Overall, distribution across the 3 asthma duration categories was reported by the investigators as follows:

• ≤4 years: 37.7% (placebo group), 31.8% (dupilumab group)
• 4 to <7 years: 36.8% (placebo group), 36.9% (dupilumab group)
• ≥7 years: 25.4% (placebo group), 31.4% (dupilumab group)

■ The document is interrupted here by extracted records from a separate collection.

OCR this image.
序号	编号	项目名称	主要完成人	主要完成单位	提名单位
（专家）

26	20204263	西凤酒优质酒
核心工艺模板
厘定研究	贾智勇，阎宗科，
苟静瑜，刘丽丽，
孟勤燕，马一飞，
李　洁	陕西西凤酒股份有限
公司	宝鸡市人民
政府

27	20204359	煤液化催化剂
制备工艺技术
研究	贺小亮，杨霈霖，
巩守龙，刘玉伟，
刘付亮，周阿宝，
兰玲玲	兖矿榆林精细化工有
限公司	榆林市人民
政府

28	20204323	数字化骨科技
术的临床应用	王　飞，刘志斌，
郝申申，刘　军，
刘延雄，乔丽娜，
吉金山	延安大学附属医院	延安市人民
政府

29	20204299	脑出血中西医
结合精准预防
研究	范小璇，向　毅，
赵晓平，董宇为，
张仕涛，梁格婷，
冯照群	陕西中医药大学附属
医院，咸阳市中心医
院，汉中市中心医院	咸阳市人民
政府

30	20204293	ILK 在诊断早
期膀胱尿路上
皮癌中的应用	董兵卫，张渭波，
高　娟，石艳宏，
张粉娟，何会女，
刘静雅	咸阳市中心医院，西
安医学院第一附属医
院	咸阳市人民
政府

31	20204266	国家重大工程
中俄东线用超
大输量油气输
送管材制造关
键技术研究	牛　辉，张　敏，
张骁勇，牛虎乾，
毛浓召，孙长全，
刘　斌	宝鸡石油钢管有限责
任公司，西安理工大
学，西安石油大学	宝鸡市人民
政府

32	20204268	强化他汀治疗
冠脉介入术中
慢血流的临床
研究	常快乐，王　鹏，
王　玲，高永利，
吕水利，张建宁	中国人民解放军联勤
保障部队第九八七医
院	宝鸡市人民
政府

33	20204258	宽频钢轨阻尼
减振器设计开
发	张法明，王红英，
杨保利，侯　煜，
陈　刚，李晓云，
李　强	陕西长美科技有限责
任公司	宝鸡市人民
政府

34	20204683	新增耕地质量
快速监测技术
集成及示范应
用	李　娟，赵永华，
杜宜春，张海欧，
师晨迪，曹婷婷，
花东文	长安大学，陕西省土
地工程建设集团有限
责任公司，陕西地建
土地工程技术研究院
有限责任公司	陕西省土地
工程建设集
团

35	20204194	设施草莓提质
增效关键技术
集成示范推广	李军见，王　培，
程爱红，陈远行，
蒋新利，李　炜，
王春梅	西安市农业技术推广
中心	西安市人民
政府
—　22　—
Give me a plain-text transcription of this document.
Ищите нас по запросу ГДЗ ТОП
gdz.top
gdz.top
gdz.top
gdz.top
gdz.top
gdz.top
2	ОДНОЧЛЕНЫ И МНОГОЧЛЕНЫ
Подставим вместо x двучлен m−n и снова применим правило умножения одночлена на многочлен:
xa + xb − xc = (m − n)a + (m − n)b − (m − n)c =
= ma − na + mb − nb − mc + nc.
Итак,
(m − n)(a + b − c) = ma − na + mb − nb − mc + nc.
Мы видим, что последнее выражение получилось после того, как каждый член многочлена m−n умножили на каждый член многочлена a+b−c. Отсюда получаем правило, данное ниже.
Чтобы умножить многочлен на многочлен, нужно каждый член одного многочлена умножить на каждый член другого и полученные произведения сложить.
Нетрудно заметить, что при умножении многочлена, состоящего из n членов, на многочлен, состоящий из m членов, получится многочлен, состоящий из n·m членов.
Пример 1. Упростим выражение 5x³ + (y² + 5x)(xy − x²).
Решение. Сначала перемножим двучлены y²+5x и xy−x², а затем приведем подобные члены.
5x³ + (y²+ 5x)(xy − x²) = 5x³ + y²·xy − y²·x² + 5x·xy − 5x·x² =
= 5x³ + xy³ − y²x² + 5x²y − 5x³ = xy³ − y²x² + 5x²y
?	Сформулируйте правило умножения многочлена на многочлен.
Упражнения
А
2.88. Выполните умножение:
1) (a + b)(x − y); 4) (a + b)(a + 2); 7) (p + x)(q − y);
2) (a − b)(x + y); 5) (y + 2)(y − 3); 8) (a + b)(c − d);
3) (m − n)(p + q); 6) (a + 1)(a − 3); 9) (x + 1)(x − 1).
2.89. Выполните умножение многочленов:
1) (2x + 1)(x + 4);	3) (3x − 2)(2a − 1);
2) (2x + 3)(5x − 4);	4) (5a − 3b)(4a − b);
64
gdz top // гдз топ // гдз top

The coauthors highlighted that, across all duration subgroups, the proportion of children who did not show severe asthma exacerbations by the 52-week mark favored dupilumab:

• ≤4 years: 86.7% (dupilumab) versus 72.1% (placebo), P = .0439
• 4 to <7 years: 71.3% (dupilumab) versus 54.8% (placebo), P = .0359
• ≥7 years: 74.3% (dupilumab) versus 48.3% (placebo), P = .0046

Dupilumab also led to a notable reduction in adjusted AER compared to placebo (data shown in figure). Additionally, a significantly higher percentage of children receiving dupilumab achieved well-controlled asthma at Week 52 across all groups:

• ≤4 years: 78.7% (dupilumab) versus 55.8% (placebo), P = .0110
• 4 to <7 years: 67.8% (dupilumab) versus 42.9% (placebo), P = .0104
• ≥7 years: 62.2% (dupilumab) versus 34.5% (placebo), P = .0189

Overall, the investigative team pointed to consistent clinical benefits that they observed over placebo among children with uncontrolled moderate-to-severe type 2 asthma, regardless of how long they had been living with the condition. Nevertheless, they did highlight that longer asthma duration showed an association with more frequent exacerbations as well as diminished rates of disease control.

References

1. Phipatanakul W, Guilbert T, Hamelmann E, et al. (Poster Board # P1416) Dupilumab Reduces Exacerbations and Improves Asthma Control in Children Regardless of Asthma Duration. Abstract presented at the American Thoracic Society (ATS) International Conference 2025 in San Francisco, CA, from May 18 - May 21, 2025.

2. Theresa W. Guilbert, MD, MS, et al. Dupilumab Shows Promise in Improving Lung Function in Children with Asthma. Paper presented at: European Respiratory Society (ERS) International Congress 2023; September 9 – 13. Milan, Italy. Accessed May 19, 2025.